America and its allies have killed a total of 60,000 Islamic State (Isis) terrorists according to the head of the US Special Operations Command. Speaking at a defence industry conference in Maryland on 14 February, General Raymond 'Tony' Thomas said that the troops had been "pretty darn prolific" in killing IS (Daesh) terrorists.
"We have killed over 60,000," he said. "I'm not into morbid body counts, but that matters. So when folks ask, do you need more aggressive [measures], do you need better [rules of engagement], I would tell you that we're being pretty darn prolific right now."
According to reports, US forces have carried out a large number of air strikes against the terror group, especially in their stronghold Raqqa in Syria, under US President Donald Trump's administration. Thomas also pointed out that the US coalition was now "on the verge" of recapturing the city.
"We're making great progress against this enemy," he said while speaking at the National Defense Industrial Association's annual Special Operations/Low Intensity Conflict conference. "I don't know that that resonates in [the] United States about the nature of the threat and how aggressively we're getting after it, because I think that might assuage some of the concerns about how we are able to get after an enemy, a declared enemy of the United States," he noted.

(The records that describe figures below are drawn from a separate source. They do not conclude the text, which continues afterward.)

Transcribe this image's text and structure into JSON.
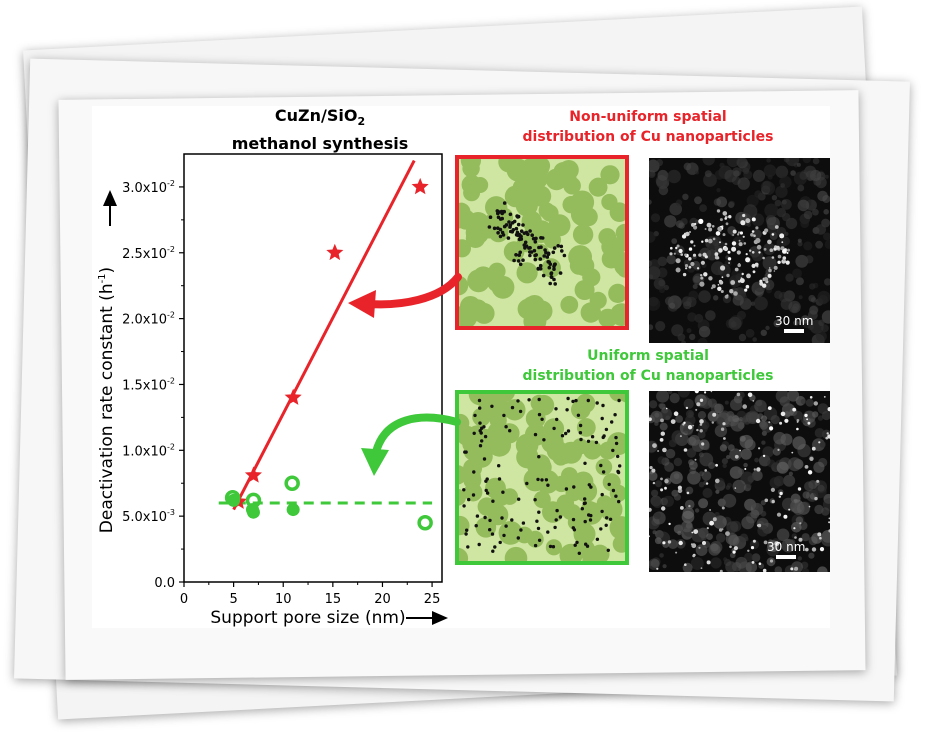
{
  "figure": {
    "title_main": "CuZn/SiO",
    "title_subscript": "2",
    "title_line2": "methanol synthesis",
    "top_caption": [
      "Non-uniform spatial",
      "distribution of Cu nanoparticles"
    ],
    "bottom_caption": [
      "Uniform spatial",
      "distribution of Cu nanoparticles"
    ],
    "top_scalebar": "30 nm",
    "bottom_scalebar": "30 nm",
    "colors": {
      "red": "#e8242a",
      "green": "#3ec83a",
      "support_light": "#cfe6a2",
      "support_dark": "#94bb5c"
    }
  },
  "chart_data": {
    "type": "scatter",
    "xlabel": "Support pore size (nm)",
    "ylabel": "Deactivation rate constant (h",
    "ylabel_sup": "-1",
    "ylabel_end": ")",
    "xlim": [
      0,
      26
    ],
    "ylim": [
      0,
      0.0325
    ],
    "x_ticks": [
      "0",
      "5",
      "10",
      "15",
      "20",
      "25"
    ],
    "y_ticks": [
      "0.0",
      "5.0x10",
      "1.0x10",
      "1.5x10",
      "2.0x10",
      "2.5x10",
      "3.0x10"
    ],
    "y_tick_exponents": [
      "",
      "-3",
      "-2",
      "-2",
      "-2",
      "-2",
      "-2"
    ],
    "series": [
      {
        "marker": "star",
        "color": "#e8242a",
        "x": [
          5.5,
          7.0,
          11.0,
          15.2,
          23.8
        ],
        "y": [
          0.0061,
          0.0081,
          0.014,
          0.025,
          0.03
        ],
        "trend": {
          "x": [
            5.0,
            23.2
          ],
          "y": [
            0.0055,
            0.032
          ]
        }
      },
      {
        "marker": "filled-circle",
        "color": "#3ec83a",
        "x": [
          5.0,
          6.9,
          7.0,
          11.0
        ],
        "y": [
          0.0062,
          0.0055,
          0.0053,
          0.0055
        ]
      },
      {
        "marker": "open-circle",
        "color": "#3ec83a",
        "x": [
          4.9,
          7.0,
          10.9,
          24.3
        ],
        "y": [
          0.0064,
          0.0062,
          0.0075,
          0.0045
        ],
        "trend": {
          "x": [
            3.5,
            25.0
          ],
          "y": [
            0.006,
            0.006
          ],
          "dashed": true
        }
      }
    ]
  }
}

Thomas' figures represent an increase from the numbers of terrorists killed in December, when a senior US military official had said that 50,000 fighters were killed. General Thomas claimed that the rise in the death toll indicates the success of the ongoing fight in Syria.
It is difficult to put the death toll into context considering the varying figures regarding the total number of Isis members. In 2014, the Syrian Observatory for Human Rights estimated that there were 100,000 Isis fighters in Iraq and Syria. However, the information released by the Pentagon in 2016 indicated that the number of militants ranged between 15,000 and 20,000.
"References to enemy killed are estimates, not precise figures," Christopher Sherwood, a Department of Defense spokesman told CNN. "While the number of enemy killed is one measure of military success, the coalition does not use this as a measure of effectiveness in the campaign to defeat Isis."